Repérez aussi les prises électriques, les points d’eau, les accès Internet, les équipements de sécurité et les limites d’accrochage. Une colonne peut devenir un repère visuel intéressant ou un obstacle important selon son emplacement.
Ne fixez pas vous-même une largeur d’allée à partir d’une règle trouvée en ligne. Les exigences peuvent varier selon le bâtiment, l’occupation, l’aménagement, les services d’urgence et les règles applicables. Faites valider le plan par le lieu, les autorités ou les spécialistes responsables.
Définissez le parcours souhaité
Imaginez le déplacement d’un visiteur qui ne connaît ni la salle ni les exposants. Dès son arrivée, comprend-il où commencer? Peut-il voir les principales directions? Existe-t-il une suite logique sans l’obliger à revenir constamment sur ses pas?
Un bon parcours n’impose pas nécessairement un trajet unique. Il offre plutôt des choix faciles à comprendre et évite les impasses involontaires.
Cartographiez les principaux flux
- arrivée depuis le stationnement ou le transport collectif;
- inscription et vestiaire;
- entrée et sortie de la salle;
- déplacement vers les conférences et les activités;
- accès aux toilettes et à la restauration;
- circulation du personnel et des fournisseurs;
- évacuation et accès des services d’urgence.
Ces flux ne se comportent pas tous de la même façon. Par exemple, l’inscription produit une concentration au début de la journée, alors que la restauration attire périodiquement les visiteurs.
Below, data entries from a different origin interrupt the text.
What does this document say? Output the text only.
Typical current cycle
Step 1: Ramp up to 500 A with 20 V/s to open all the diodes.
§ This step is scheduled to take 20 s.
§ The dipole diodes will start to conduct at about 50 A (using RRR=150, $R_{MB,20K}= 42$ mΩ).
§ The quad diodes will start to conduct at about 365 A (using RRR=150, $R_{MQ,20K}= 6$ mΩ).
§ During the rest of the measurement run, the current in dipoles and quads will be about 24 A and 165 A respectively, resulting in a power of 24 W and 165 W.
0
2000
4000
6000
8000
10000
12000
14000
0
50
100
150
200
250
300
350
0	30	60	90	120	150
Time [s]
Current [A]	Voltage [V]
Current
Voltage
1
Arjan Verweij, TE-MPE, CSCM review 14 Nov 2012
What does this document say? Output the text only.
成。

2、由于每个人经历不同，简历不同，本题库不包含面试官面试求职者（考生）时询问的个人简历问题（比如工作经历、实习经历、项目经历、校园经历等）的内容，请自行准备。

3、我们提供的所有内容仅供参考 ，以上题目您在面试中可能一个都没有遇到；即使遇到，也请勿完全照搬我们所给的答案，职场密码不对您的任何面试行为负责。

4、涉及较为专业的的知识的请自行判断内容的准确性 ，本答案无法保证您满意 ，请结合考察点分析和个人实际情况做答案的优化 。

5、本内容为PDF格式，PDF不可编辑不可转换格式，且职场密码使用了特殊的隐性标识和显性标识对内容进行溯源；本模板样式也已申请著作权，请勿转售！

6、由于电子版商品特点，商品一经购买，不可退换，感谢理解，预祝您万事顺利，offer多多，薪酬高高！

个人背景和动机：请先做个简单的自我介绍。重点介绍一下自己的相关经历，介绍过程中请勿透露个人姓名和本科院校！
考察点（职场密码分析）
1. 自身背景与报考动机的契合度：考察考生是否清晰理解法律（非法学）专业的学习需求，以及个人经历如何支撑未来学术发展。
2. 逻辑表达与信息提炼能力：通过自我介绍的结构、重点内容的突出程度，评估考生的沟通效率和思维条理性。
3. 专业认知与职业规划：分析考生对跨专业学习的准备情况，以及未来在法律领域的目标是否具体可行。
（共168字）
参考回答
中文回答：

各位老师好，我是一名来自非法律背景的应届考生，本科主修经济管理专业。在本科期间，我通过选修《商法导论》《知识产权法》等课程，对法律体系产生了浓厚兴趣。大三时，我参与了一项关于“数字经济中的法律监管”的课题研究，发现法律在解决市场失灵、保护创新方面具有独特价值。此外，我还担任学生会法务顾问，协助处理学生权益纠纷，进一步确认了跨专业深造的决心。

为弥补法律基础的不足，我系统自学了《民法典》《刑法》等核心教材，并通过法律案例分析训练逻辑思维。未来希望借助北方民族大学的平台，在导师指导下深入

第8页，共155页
Évitez de concentrer tout l’intérêt au même endroit
Une scène, une aire de restauration, une animation ou une entreprise vedette peut attirer beaucoup de monde. Ces points d’intérêt sont utiles, mais leur regroupement près de l’entrée risque de laisser le fond de la salle peu fréquenté.
Répartissez plutôt les raisons de se déplacer. Une activité, un espace de repos ou une attraction placée plus loin peut encourager les visiteurs à parcourir une plus grande partie du salon.
Cependant, n’installez pas une attraction uniquement pour forcer les gens vers une zone faible. Elle doit avoir suffisamment d’espace et ne pas bloquer les kiosques voisins.
Repérez les zones mortes avant l’événement
Une zone morte est un secteur que les visiteurs remarquent peu ou qu’ils ont peu de raisons de traverser. Elle peut se former derrière une structure, au bout d’une allée, près d’une porte peu utilisée ou dans un espace visuellement isolé.
Posez quatre questions pour chaque secteur
- Peut-on le voir depuis une circulation principale?
- Le chemin pour y accéder est-il évident?
- Y a-t-il une raison concrète de s’y rendre?
- Le visiteur peut-il continuer son parcours ensuite?
Pour corriger une zone faible, vous pouvez modifier l’orientation d’une allée, améliorer la signalisation, déplacer un point d’intérêt ou créer une connexion avec un autre secteur. L’objectif n’est pas simplement d’y mettre un gros exposant.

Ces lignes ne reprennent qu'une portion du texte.